Comment: While GO and IPA pathway analyses are clearly presented, emphasize the suppression of the KEAP1-NFE2L2 pathway as a key finding in the main text.

Response: We thank the reviewer for highlighting the importance of emphasizing our central finding. We have prominently featured the KEAP1-NFE2L2 pathway suppression as a key discovery in the main text to ensure readers immediately recognize its significance.

Revisions made:

• Lines 272-275: A key finding of this study was the significant suppression of the KEAP1-NFE2L2 pathway identified through QIAGEN IPA analysis, with suppression observed in both IH and SH groups compared to the control group and notably stronger suppression in the IH group.

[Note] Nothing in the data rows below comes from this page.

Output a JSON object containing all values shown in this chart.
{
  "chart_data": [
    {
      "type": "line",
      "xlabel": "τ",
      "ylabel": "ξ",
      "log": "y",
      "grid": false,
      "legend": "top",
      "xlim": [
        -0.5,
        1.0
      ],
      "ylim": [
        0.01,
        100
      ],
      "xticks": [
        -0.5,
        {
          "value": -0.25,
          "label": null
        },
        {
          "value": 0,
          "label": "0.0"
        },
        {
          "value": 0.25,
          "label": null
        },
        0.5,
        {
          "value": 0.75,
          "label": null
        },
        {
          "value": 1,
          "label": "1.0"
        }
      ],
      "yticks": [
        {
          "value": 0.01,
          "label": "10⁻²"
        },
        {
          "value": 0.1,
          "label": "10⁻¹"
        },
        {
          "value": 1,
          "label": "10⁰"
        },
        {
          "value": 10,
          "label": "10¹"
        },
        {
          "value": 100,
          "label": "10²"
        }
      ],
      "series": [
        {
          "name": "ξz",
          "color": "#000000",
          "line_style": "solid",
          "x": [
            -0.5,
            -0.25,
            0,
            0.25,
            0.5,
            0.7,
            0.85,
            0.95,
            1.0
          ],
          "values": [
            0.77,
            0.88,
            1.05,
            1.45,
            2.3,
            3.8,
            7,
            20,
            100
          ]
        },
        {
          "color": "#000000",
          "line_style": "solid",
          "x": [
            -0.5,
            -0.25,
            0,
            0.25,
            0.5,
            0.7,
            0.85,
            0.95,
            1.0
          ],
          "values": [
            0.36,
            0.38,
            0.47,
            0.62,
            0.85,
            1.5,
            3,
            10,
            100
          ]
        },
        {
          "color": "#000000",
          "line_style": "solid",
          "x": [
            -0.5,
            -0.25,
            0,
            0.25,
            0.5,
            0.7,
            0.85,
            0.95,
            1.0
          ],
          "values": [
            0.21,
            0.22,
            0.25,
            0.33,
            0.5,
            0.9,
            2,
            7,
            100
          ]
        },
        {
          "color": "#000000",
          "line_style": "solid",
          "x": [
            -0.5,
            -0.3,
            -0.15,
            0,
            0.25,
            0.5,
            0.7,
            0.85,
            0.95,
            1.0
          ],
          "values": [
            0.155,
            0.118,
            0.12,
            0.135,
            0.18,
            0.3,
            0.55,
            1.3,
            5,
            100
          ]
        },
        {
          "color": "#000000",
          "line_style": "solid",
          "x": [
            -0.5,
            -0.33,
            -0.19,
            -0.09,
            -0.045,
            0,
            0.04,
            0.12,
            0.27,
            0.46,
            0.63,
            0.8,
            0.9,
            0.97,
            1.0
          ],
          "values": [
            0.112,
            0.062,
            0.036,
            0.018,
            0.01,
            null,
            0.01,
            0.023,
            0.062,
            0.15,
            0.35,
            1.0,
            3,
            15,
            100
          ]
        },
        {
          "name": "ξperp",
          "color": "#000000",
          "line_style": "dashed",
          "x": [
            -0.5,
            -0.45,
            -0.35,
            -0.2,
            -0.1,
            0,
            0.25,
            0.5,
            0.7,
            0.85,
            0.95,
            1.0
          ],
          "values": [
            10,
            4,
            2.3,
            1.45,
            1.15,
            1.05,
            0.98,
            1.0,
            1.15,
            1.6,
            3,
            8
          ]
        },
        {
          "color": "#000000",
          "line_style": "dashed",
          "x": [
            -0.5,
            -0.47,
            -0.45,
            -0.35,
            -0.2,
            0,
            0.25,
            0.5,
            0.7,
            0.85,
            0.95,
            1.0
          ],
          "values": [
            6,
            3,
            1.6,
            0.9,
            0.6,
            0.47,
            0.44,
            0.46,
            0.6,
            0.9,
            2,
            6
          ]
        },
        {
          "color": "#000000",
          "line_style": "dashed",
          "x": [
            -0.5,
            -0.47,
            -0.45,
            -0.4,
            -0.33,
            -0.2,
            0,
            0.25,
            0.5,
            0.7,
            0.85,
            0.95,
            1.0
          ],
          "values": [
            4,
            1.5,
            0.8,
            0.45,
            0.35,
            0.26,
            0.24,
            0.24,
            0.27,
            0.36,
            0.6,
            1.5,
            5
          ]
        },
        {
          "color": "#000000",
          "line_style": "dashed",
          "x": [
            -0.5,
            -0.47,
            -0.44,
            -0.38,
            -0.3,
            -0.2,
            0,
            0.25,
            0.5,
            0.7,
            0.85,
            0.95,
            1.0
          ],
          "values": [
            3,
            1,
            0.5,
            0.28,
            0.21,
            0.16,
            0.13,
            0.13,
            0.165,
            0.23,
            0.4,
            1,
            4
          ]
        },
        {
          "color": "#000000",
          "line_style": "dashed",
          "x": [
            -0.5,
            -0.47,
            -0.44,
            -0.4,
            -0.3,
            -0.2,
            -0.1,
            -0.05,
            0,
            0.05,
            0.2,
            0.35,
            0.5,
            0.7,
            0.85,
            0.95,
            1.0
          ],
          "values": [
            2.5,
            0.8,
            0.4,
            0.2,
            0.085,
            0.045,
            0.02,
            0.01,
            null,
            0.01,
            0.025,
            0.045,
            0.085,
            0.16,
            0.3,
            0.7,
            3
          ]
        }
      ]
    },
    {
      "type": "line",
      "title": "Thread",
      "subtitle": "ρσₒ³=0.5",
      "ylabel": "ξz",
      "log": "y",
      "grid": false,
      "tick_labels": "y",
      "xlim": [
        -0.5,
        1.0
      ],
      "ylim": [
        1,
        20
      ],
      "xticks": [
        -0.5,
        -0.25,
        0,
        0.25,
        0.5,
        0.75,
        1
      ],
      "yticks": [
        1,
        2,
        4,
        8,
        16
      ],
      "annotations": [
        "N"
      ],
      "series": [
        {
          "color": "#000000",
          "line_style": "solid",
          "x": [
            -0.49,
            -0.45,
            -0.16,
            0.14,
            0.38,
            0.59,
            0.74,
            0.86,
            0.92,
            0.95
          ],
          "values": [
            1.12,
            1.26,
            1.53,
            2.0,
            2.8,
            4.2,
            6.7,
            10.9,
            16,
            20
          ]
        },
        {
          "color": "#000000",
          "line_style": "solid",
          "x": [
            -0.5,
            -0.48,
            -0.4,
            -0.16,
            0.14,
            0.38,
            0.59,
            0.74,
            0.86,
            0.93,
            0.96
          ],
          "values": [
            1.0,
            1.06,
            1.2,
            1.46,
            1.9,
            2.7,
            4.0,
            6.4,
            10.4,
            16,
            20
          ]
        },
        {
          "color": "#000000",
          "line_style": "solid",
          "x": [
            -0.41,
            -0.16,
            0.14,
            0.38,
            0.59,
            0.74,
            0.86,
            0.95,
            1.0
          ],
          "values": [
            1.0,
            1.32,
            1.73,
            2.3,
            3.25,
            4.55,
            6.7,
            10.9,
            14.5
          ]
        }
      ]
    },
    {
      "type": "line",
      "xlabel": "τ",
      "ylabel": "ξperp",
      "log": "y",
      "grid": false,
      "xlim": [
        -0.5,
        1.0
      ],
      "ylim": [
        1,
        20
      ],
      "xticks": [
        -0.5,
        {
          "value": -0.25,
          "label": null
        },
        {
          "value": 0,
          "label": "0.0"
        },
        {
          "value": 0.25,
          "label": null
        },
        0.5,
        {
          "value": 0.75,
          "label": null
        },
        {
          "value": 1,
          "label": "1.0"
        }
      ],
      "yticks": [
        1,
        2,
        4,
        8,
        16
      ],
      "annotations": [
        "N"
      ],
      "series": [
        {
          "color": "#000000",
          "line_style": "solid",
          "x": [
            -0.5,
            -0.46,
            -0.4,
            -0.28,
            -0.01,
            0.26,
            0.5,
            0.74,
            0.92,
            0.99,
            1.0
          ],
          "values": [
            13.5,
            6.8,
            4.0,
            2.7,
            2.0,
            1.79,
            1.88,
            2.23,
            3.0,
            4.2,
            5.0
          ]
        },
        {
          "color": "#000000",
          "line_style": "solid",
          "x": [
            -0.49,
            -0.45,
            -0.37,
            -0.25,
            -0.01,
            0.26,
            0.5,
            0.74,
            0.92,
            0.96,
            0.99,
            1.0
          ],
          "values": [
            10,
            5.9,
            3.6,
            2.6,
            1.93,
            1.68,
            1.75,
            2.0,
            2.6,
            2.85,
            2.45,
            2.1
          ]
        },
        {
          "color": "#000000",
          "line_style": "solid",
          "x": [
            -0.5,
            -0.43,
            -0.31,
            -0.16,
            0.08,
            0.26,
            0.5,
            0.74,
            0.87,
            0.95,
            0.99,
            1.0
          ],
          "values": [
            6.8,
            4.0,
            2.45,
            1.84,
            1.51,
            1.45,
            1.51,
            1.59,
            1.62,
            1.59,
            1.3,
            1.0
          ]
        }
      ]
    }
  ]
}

This enhancement ensures that readers immediately recognize the central importance of KEAP1-NFE2L2 pathway suppression and its differential response between IH and SH conditions as a major finding of our study.

 

Discussion Section

(1) Mechanistic Interpretation

Comment: The current discussion linking Lars2 and Vstm2l downregulation to mitochondrial dysfunction is reasonable, but further explore how these gene expression changes specifically affect hippocampal neuron function. Are there known roles of these genes in synaptic plasticity or neuronal survival?

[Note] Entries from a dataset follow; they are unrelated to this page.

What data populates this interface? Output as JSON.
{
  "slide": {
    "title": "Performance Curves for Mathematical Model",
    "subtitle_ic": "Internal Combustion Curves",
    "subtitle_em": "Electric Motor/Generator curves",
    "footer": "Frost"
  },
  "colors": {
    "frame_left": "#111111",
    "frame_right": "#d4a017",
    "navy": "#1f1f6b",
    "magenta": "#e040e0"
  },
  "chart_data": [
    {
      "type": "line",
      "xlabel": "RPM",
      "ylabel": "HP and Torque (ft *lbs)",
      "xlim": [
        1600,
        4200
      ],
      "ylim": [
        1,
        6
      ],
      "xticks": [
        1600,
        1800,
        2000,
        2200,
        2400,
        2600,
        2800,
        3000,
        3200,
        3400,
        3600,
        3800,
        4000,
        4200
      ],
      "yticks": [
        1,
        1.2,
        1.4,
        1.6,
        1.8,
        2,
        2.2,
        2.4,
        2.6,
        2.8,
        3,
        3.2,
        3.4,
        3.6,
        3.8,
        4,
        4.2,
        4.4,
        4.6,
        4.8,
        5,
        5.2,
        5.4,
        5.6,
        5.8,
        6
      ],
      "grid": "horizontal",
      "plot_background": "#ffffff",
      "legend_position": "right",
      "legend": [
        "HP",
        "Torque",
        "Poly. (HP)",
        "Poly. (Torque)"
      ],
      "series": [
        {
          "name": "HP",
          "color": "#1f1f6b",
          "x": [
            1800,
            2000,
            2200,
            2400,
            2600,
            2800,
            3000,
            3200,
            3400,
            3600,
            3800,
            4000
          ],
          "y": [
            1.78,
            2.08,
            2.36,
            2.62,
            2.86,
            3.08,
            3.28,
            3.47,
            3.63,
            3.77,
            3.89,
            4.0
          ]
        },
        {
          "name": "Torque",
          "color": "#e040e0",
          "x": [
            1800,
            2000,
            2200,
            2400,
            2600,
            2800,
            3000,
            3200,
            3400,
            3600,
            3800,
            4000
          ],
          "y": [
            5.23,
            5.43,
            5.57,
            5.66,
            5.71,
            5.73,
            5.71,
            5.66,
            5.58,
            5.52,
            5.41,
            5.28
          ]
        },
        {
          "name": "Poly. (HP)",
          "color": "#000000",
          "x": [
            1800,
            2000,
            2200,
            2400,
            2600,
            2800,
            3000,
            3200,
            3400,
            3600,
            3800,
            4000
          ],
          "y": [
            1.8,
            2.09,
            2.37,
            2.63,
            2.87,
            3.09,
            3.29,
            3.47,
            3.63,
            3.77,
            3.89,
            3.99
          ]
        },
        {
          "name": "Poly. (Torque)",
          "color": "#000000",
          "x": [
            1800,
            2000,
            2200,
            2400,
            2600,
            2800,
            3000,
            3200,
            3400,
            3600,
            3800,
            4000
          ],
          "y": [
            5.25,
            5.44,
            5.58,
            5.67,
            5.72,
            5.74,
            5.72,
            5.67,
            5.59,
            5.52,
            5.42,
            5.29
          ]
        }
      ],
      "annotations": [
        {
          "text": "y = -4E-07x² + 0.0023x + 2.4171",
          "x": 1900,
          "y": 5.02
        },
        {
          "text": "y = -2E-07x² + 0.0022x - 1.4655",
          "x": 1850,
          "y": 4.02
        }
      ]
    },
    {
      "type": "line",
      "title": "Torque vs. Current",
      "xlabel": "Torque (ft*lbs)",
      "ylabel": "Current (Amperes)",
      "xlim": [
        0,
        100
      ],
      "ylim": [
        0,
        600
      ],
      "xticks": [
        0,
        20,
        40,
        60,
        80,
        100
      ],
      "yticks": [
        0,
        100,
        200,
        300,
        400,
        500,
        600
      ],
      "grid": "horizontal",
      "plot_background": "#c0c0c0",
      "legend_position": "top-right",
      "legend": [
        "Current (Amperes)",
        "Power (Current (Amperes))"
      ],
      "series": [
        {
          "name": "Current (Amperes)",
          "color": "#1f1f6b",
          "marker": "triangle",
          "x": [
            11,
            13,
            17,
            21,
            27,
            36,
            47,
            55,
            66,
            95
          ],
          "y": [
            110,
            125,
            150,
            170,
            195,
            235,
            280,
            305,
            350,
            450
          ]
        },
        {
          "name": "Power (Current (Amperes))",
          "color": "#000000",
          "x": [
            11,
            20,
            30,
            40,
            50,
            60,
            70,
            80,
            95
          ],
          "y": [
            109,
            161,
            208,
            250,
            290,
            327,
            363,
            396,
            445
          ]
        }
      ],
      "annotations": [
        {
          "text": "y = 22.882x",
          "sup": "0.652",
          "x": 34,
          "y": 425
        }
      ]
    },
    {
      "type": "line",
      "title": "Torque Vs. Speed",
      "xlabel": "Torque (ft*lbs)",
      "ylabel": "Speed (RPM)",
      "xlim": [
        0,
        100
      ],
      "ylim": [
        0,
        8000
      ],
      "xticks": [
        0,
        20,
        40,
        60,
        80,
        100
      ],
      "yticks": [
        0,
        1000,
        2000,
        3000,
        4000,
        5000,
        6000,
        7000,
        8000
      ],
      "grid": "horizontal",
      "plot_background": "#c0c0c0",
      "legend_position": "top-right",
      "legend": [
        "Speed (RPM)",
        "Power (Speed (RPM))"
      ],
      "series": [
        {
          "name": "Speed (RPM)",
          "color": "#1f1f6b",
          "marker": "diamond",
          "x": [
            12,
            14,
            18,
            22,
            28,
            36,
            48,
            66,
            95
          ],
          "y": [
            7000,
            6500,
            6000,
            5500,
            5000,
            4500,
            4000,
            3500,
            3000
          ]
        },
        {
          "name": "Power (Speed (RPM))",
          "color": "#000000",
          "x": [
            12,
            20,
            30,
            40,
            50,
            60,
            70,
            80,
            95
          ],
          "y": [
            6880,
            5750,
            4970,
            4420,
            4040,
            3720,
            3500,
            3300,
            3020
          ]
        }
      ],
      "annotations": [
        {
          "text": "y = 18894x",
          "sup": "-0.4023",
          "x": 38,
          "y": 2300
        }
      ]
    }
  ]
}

Response: We deeply appreciate this insightful suggestion to strengthen our mechanistic interpretation. We have substantially expanded our discussion to comprehensively address how Lars2 and Vstm2l downregulation specifically impacts hippocampal neuronal function, including detailed examination of their roles in neuronal morphology, synaptic function, and cellular survival.

Revisions made:

• Lines 250-259: Lars2, Vstm2l, Hmcn1, and Rps21. Lars2 encodes mitochondrial leucyl-tRNA synthetase essential for mitochondrial protein synthesis and functional maintenance [26–29]. This gene has been linked to Alzheimer's disease, with knockdown studies demonstrating direct effects on neuronal function, including shortened axon length, reduced dendritic branching, increased mitochondrial superoxide levels, and neuronal cell death, and knockout mice exhibit cognitive dysfunction, increased p-tau, and hippocampal atrophy [30]. These neuromorphological alterations suggest that Lars2 downregulation may contribute to the cognitive deficits observed in our study. Additionally, decreased Lars2 expression impairs mitochondrial stress responses, leading to elevated ROS levels [31].
• Lines 260-262: While specific roles of Vstm2l in synaptic plasticity remain to be fully elucidated, mitochondrial function is essential for neuronal energy metabolism.

This enhancement provides a comprehensive mechanistic framework linking the observed gene expression changes to specific hippocampal neuronal dysfunction, including detailed neuromorphological alterations and their potential contribution to cognitive impairment.